No hint that he grasped how ludicrous both arguments are. With respect to point one, Sean Hannity isn't in charge of deciding what torture is. Torture is defined by longstanding precedent, by U.S. and military law and by international treaty. We are guilty of torture by all standards.

Look at it this way. Before 2001, you could not have found a single American who would have disputed that it is torture (or at least criminally abusive) to subject someone to repeated waterboarding, forced nudity, sleep deprivation, shackles, sexual abuse and other enormities described in the torture memos. There simply was no debate on the topic. Nobody was arguing that the men we have convicted of committing war crimes by subjecting prisoners to waterboarding should be pardoned. They were criminals. Everybody knew it.

What changed? We got hurt. That's all. But torture is still torture.

The second point is just purely irrelevant. Suppose Sean Hannity robs a bank, gets caught and tells the judge, "Hey, but I'm using this money to send my kid to medical school. He'll become a surgeon. He'll save thousands of lives."

The judge will say, "Yes, and in 20 years you will be able to go visit him."

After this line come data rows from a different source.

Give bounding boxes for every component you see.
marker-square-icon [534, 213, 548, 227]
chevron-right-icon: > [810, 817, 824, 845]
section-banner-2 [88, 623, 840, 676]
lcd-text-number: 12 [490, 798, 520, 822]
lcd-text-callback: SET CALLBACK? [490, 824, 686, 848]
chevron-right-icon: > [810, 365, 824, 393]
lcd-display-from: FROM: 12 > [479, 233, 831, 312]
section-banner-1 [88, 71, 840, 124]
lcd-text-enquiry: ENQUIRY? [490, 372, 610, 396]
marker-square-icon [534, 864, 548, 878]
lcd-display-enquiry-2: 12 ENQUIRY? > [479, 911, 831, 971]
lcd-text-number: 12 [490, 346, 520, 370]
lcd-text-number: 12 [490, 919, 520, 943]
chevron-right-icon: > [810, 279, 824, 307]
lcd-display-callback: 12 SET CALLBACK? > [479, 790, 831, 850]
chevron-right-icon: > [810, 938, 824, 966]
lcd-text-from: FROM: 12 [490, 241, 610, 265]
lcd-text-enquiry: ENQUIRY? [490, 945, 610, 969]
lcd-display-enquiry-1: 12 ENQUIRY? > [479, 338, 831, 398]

Hannity also was pushing a TV segment he was planning to expose congressional Democrats who were aware of what the Bush administration was up to but failed to act. It is no doubt correct that a full investigation of the Bush administration's crimes would make many Democrats look bad. But Hannity was arguing:

1. Republicans did nothing wrong.
2. If Republicans did something wrong, Democrats are to blame for letting them get away with it.
3. If Democrats hadn't let Republicans get away with it, then they would still be to blame for weakness in the war on terrorism because:
4. Republicans did nothing wrong.

2 comments:

Anonymous said...

Congrats David - you got me to turn on Hannity's show -

Hannity is correct - these are NOT American citizens, they are enemy combatants, and deserve what they get.

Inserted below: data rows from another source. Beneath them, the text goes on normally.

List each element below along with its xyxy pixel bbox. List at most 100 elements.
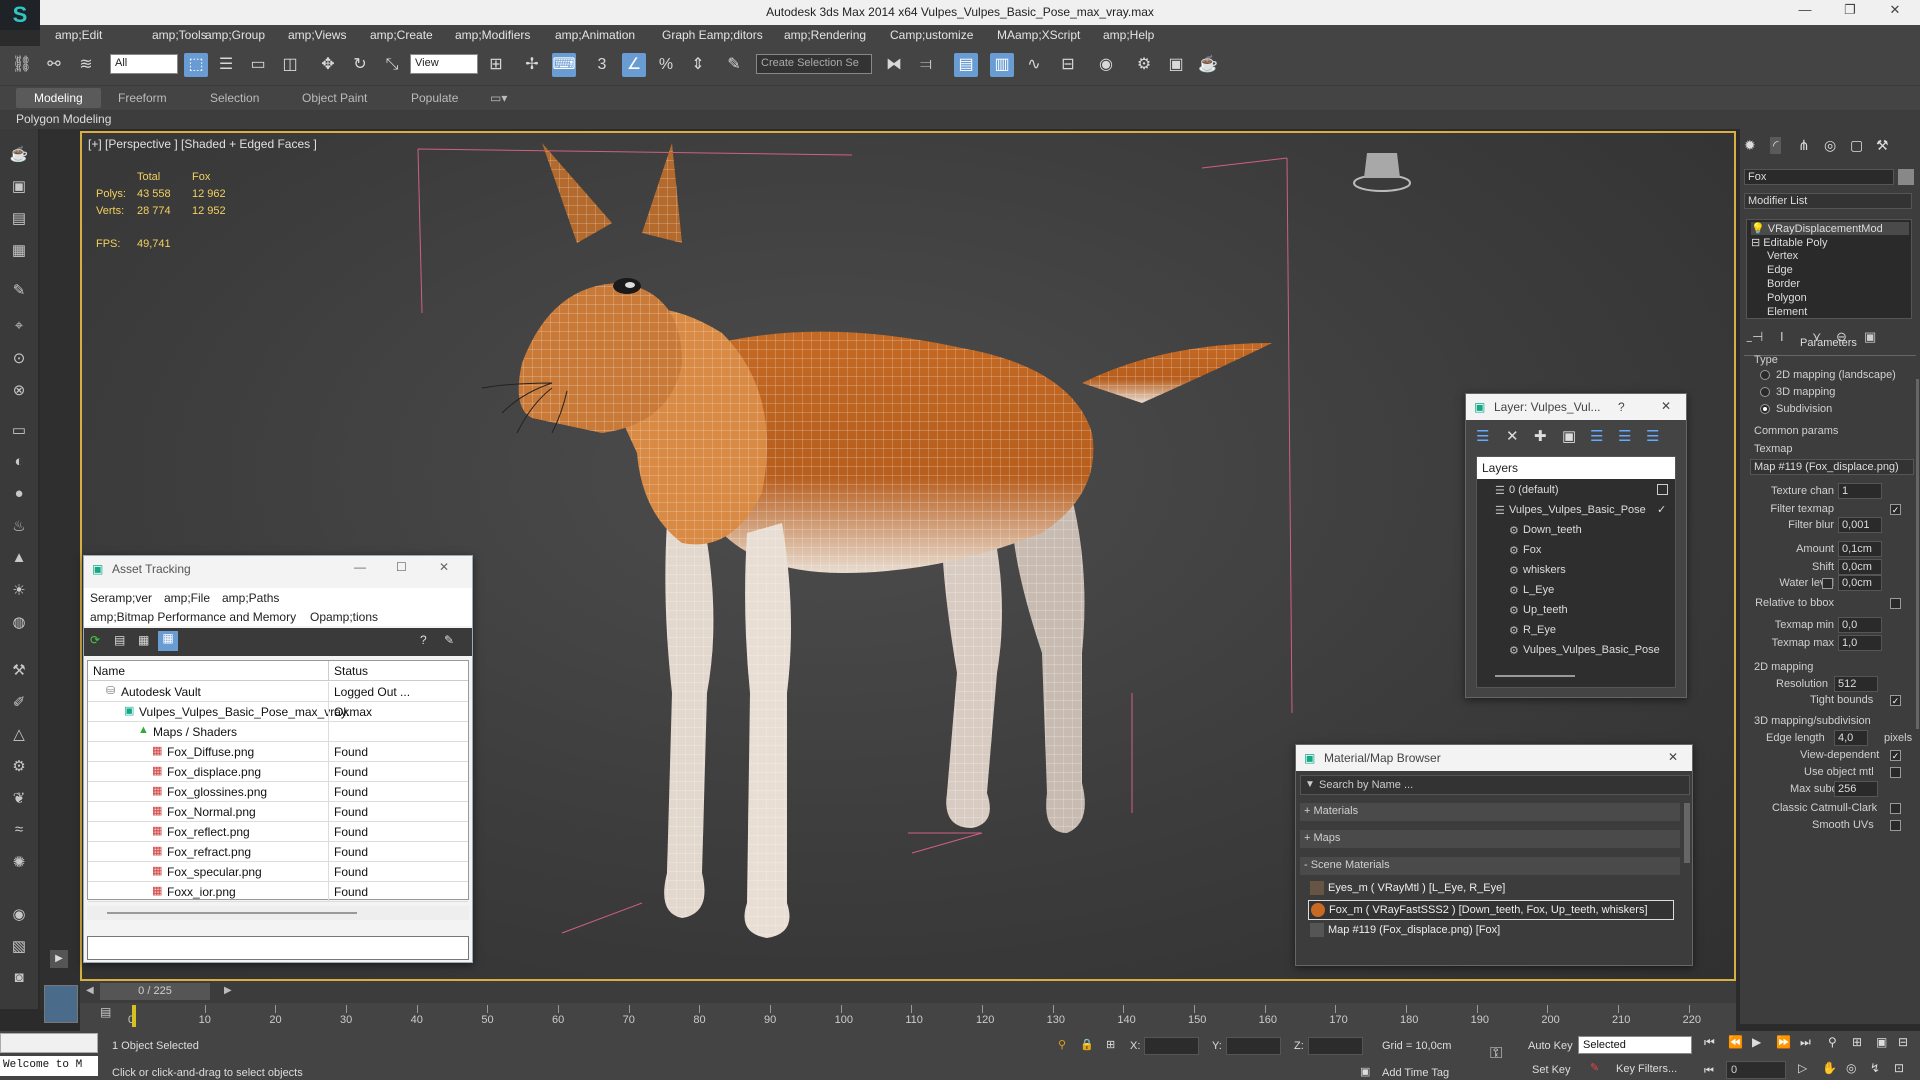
asset-path-field[interactable] — [87, 936, 469, 960]
light-icon[interactable]: ✎ — [7, 281, 31, 303]
table-row[interactable]: ▦ Fox_refract.png Found — [88, 842, 468, 862]
table-row[interactable]: ▲ Maps / Shaders — [88, 722, 468, 742]
catmull-clark-checkbox[interactable] — [1890, 803, 1901, 814]
grid-view-icon[interactable]: ▦ — [158, 631, 178, 651]
menu-modifiers[interactable]: amp;Modifiers — [455, 28, 530, 42]
layer-new-icon[interactable]: ☰ — [1476, 427, 1489, 445]
hair-icon[interactable]: ≈ — [7, 821, 31, 843]
asset-close-button[interactable]: ✕ — [439, 560, 449, 574]
param-field[interactable]: 0,1cm — [1838, 541, 1882, 557]
current-frame-field[interactable]: 0 — [1726, 1061, 1786, 1079]
scene-materials-group[interactable]: - Scene Materials — [1300, 857, 1680, 875]
grid-icon[interactable]: ▦ — [7, 241, 31, 263]
key-filter-icon[interactable]: ✎ — [1590, 1061, 1599, 1074]
command-panel-scrollbar[interactable] — [1916, 379, 1919, 729]
sphere-icon[interactable]: ◐ — [7, 453, 31, 475]
col-status-header[interactable]: Status — [334, 664, 368, 678]
maps-group-label[interactable]: + Maps — [1304, 832, 1340, 844]
material-item-fox[interactable]: Fox_m ( VRayFastSSS2 ) [Down_teeth, Fox,… — [1308, 900, 1674, 920]
go-to-end-icon[interactable]: ⏭ — [1800, 1035, 1811, 1050]
layer-item-label[interactable]: whiskers — [1523, 564, 1566, 576]
show-end-result-icon[interactable]: Ι — [1780, 329, 1784, 344]
param-checkbox[interactable] — [1890, 598, 1901, 609]
rotate-icon[interactable]: ↻ — [348, 53, 372, 77]
layer-highlight-icon[interactable]: ☰ — [1590, 427, 1603, 445]
parameters-rollout[interactable]: − — [1746, 336, 1752, 348]
subobject-level-item[interactable]: Border — [1767, 278, 1800, 290]
layer-help-button[interactable]: ? — [1618, 400, 1625, 414]
subobject-level-item[interactable]: Element — [1767, 306, 1807, 318]
layer-close-button[interactable]: ✕ — [1661, 399, 1671, 413]
lock-selection-icon[interactable]: 🔒 — [1080, 1038, 1094, 1051]
named-selection-dropdown[interactable]: Create Selection Se — [756, 54, 872, 74]
layer-item-label[interactable]: Down_teeth — [1523, 524, 1582, 536]
tab-selection[interactable]: Selection — [210, 91, 259, 105]
sun-icon[interactable]: ☀ — [7, 581, 31, 603]
motion-tab-icon[interactable]: ◎ — [1824, 137, 1836, 154]
radio-subdivision[interactable] — [1760, 404, 1770, 414]
layer-item[interactable]: ⚙ L_Eye — [1477, 581, 1675, 601]
layer-item[interactable]: ⚙ Vulpes_Vulpes_Basic_Pose — [1477, 641, 1675, 661]
radio-3d-mapping[interactable] — [1760, 387, 1770, 397]
bind-spacewarp-icon[interactable]: ≋ — [74, 53, 98, 77]
window-crossing-icon[interactable]: ◫ — [278, 53, 302, 77]
subobject-level-item[interactable]: Polygon — [1767, 292, 1807, 304]
material-item-map119[interactable]: Map #119 (Fox_displace.png) [Fox] — [1308, 921, 1674, 941]
table-row[interactable]: ▦ Fox_glossines.png Found — [88, 782, 468, 802]
material-vscrollbar[interactable] — [1684, 803, 1690, 863]
layer-hscrollbar[interactable] — [1495, 675, 1575, 677]
menu-tools[interactable]: amp;Tools — [152, 28, 207, 42]
resolution-field[interactable]: 512 — [1834, 676, 1878, 692]
system-icon[interactable]: ⊗ — [7, 381, 31, 403]
table-row[interactable]: ▦ Fox_specular.png Found — [88, 862, 468, 882]
mini-listener-toggle[interactable] — [44, 985, 78, 1023]
menu-edit[interactable]: amp;Edit — [55, 28, 102, 42]
texmap-button[interactable]: Map #119 (Fox_displace.png) — [1750, 459, 1914, 475]
subobject-level-item[interactable]: Vertex — [1767, 250, 1798, 262]
layer-visibility-box[interactable] — [1657, 484, 1668, 495]
help-context-icon[interactable]: ✎ — [444, 633, 454, 647]
maxscript-listener-pink[interactable] — [0, 1033, 98, 1053]
param-checkbox[interactable]: ✓ — [1890, 504, 1901, 515]
param-field[interactable]: 1 — [1838, 483, 1882, 499]
modifier-on-icon[interactable]: 💡 — [1751, 223, 1768, 235]
materials-group[interactable]: + Materials — [1300, 803, 1680, 821]
layer-hide-icon[interactable]: ☰ — [1618, 427, 1631, 445]
track-bar[interactable]: ▤ 01020304050607080901001101201301401501… — [80, 1003, 1736, 1031]
param-field[interactable]: 0,0cm — [1838, 575, 1882, 591]
select-manipulate-icon[interactable]: ✢ — [520, 53, 544, 77]
time-slider[interactable]: ◀ 0 / 225 ▶ — [80, 981, 1736, 1003]
link-icon[interactable]: ⛓ — [10, 53, 34, 77]
table-row[interactable]: ▦ Fox_Normal.png Found — [88, 802, 468, 822]
material-eyes-label[interactable]: Eyes_m ( VRayMtl ) [L_Eye, R_Eye] — [1328, 882, 1505, 894]
current-layer-check-icon[interactable]: ✓ — [1657, 503, 1666, 516]
spacewarp-icon[interactable]: ⊙ — [7, 349, 31, 371]
triangle-icon[interactable]: △ — [7, 725, 31, 747]
layer-manager-icon[interactable]: ▤ — [954, 53, 978, 77]
utilities-tab-icon[interactable]: ⚒ — [1876, 137, 1889, 154]
key-icon[interactable]: ⚿ — [1490, 1045, 1502, 1063]
menu-graph-editors[interactable]: Graph Eamp;ditors — [662, 28, 763, 42]
ribbon-options-icon[interactable]: ▭▾ — [490, 91, 507, 105]
table-row[interactable]: ▦ Fox_displace.png Found — [88, 762, 468, 782]
pivot-icon[interactable]: ⊞ — [484, 53, 508, 77]
create-tab-icon[interactable]: ✹ — [1744, 137, 1756, 154]
rendered-frame-icon[interactable]: ▣ — [1164, 53, 1188, 77]
align-icon[interactable]: ⫤ — [914, 53, 938, 77]
table-view-icon[interactable]: ▦ — [138, 633, 149, 647]
layer-freeze-icon[interactable]: ☰ — [1646, 427, 1659, 445]
layer-item-label[interactable]: Vulpes_Vulpes_Basic_Pose — [1523, 644, 1660, 656]
expand-arrow-icon[interactable]: ▶ — [50, 950, 68, 968]
param-field[interactable]: 0,0cm — [1838, 559, 1882, 575]
time-prev-icon[interactable]: ◀ — [86, 985, 94, 996]
layer-select-icon[interactable]: ▣ — [1562, 427, 1576, 445]
next-frame-icon[interactable]: ⏩ — [1776, 1035, 1791, 1049]
table-row[interactable]: ▦ Foxx_ior.png Found — [88, 882, 468, 902]
asset-minimize-button[interactable]: — — [354, 560, 366, 574]
material-map119-label[interactable]: Map #119 (Fox_displace.png) [Fox] — [1328, 924, 1500, 936]
go-to-start-icon[interactable]: ⏮ — [1704, 1035, 1715, 1050]
key-filters-button[interactable]: Key Filters... — [1616, 1063, 1677, 1075]
asset-menu-bitmap[interactable]: amp;Bitmap Performance and Memory — [90, 610, 296, 624]
menu-rendering[interactable]: amp;Rendering — [784, 28, 866, 42]
leaf-icon[interactable]: ❦ — [7, 789, 31, 811]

And he is also correct that the Dems are simply trying to make political capital, and it will backfire on them if the whole story comes out - already they are documenting that the Dem leadership was informed about the interrogation policy as early as 2002.

David said...

Eric, Hannity is totally wrong. The laws that protect against torture are not limited to American citizens. Not a single one. It is a totally nonsensical point.